Usually, before that, patients were ventilated for three to five days. We now see 14 to 21. Most of these people suffer from acute respiratory distress syndrome. There is inflammation, scar tissue, and a build-up of fluid in the lungs, so oxygen cannot diffuse easily. No matter how much oxygen you give them, it can’t get through. It’s never enough. Organs are very sensitive to low oxygen levels. First come kidney failure, then liver failure, then brain tissue is compromised. The immune systems stop working. There is a look that most people have, called mottling, where the skin becomes red and uneven when there are only a few hours left. We have a few at this point. Some have been converted to “do not rise again”.

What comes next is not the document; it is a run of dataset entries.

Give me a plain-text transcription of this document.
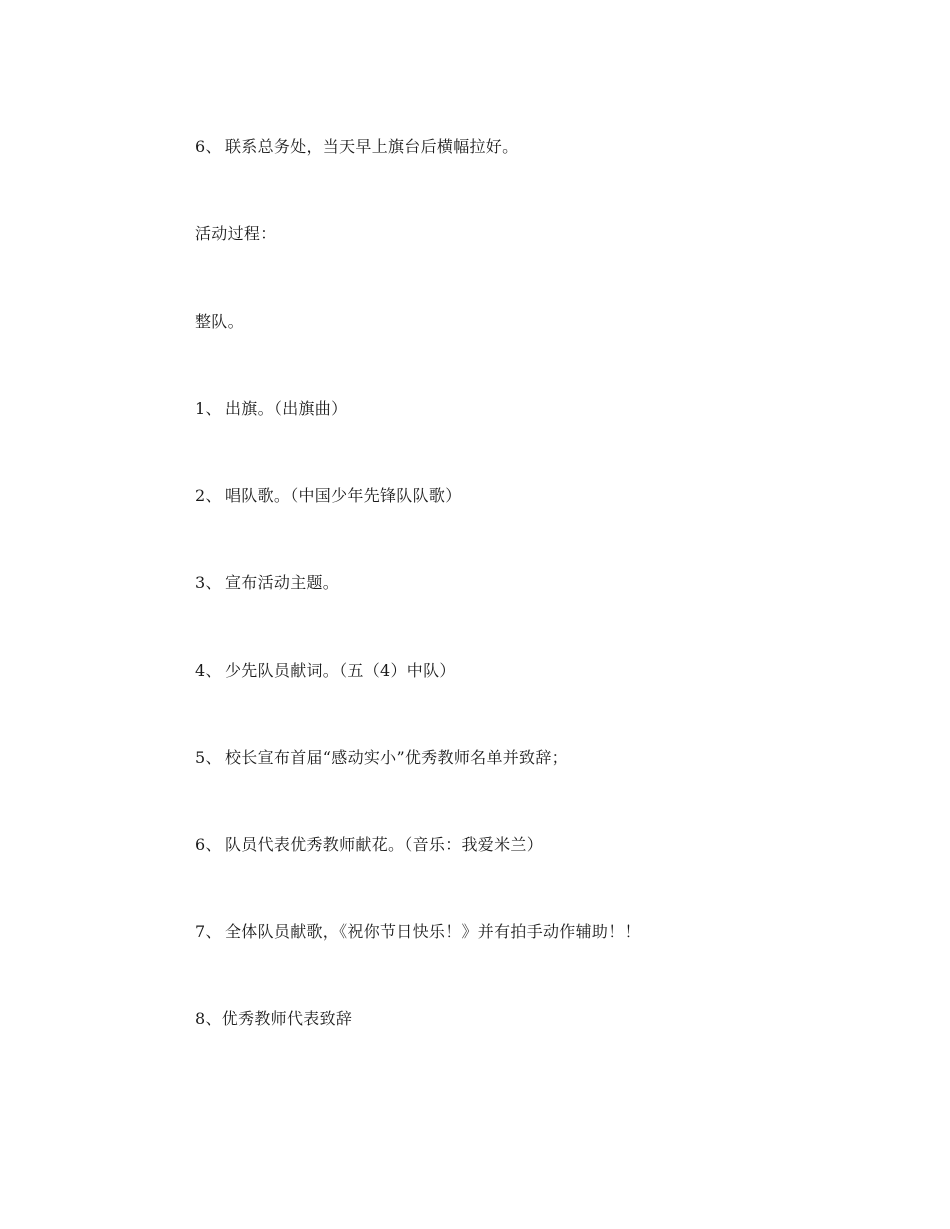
6、 联系总务处，当天早上旗台后横幅拉好。
活动过程：
整队。
1、 出旗。（出旗曲）
2、 唱队歌。（中国少年先锋队队歌）
3、 宣布活动主题。
4、 少先队员献词。（五（4）中队）
5、 校长宣布首届“感动实小”优秀教师名单并致辞；
6、 队员代表优秀教师献花。（音乐：我爱米兰）
7、 全体队员献歌，《祝你节日快乐！》并有拍手动作辅助！！
8、优秀教师代表致辞
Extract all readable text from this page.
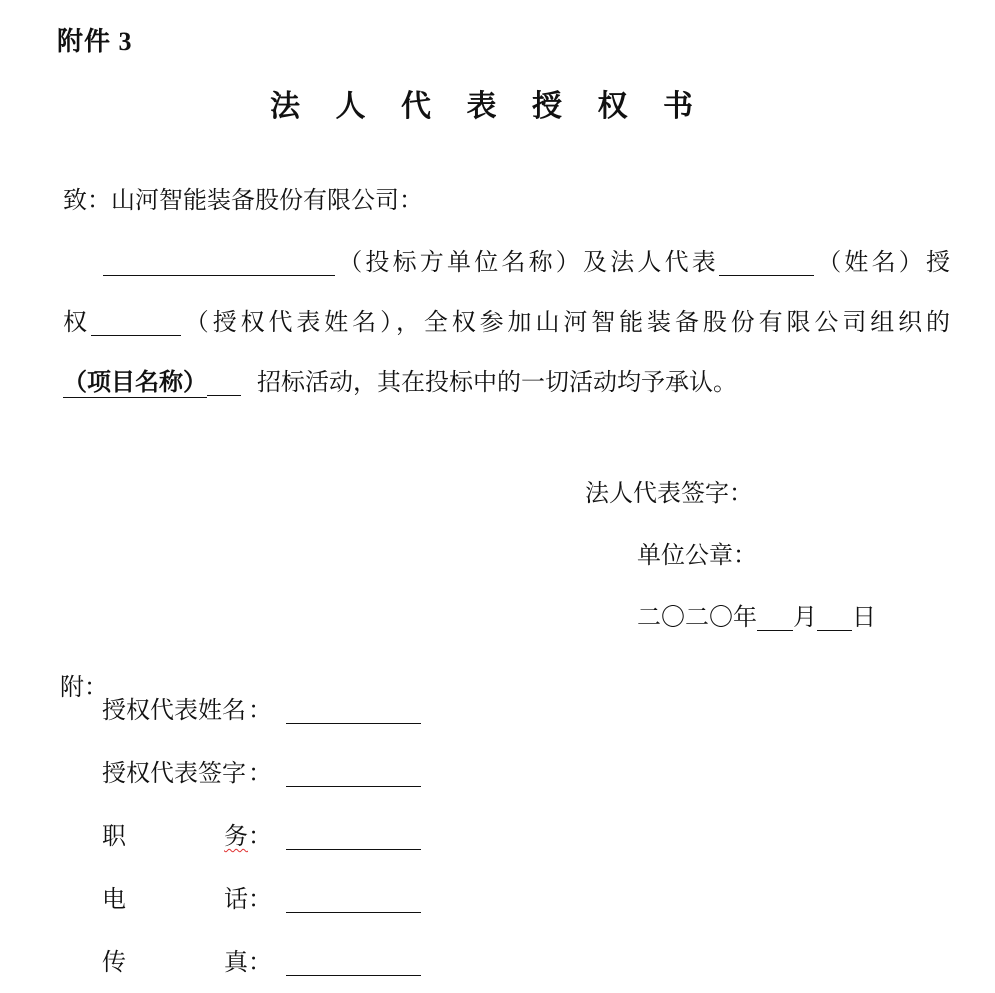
附件 3
法 人 代 表 授 权 书
致：山河智能装备股份有限公司：
（投标方单位名称）及法人代表	（姓名）授
权	（授权代表姓名），全权参加山河智能装备股份有限公司组织的
（项目名称） 招标活动，其在投标中的一切活动均予承认。
法人代表签字：
单位公章：
二〇二〇年 月 日
附：
授权代表姓名 ：
授权代表签字 ：
职	务 ：
电	话 ：
传	真 ：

Between intubations, I’m going to sit in my call room and watch the monitors. I can see all the vital signs of the patients and see how they are doing. We have had some success. A young patient came out of the vent earlier this week and has just been sent home. The staff at this hospital are incredible. Even so, it usually goes the other way. I’m looking at the monitor right now, and there is a patient who is not going to stay overnight. Three others tip over to the edge.

It’s a feeling of helplessness, watching someone die. The oxygen level goes down, the heart rate goes down, the blood pressure goes down. These patients die on the ventilator, and sometimes when they remove the body, the tube is still in the airways.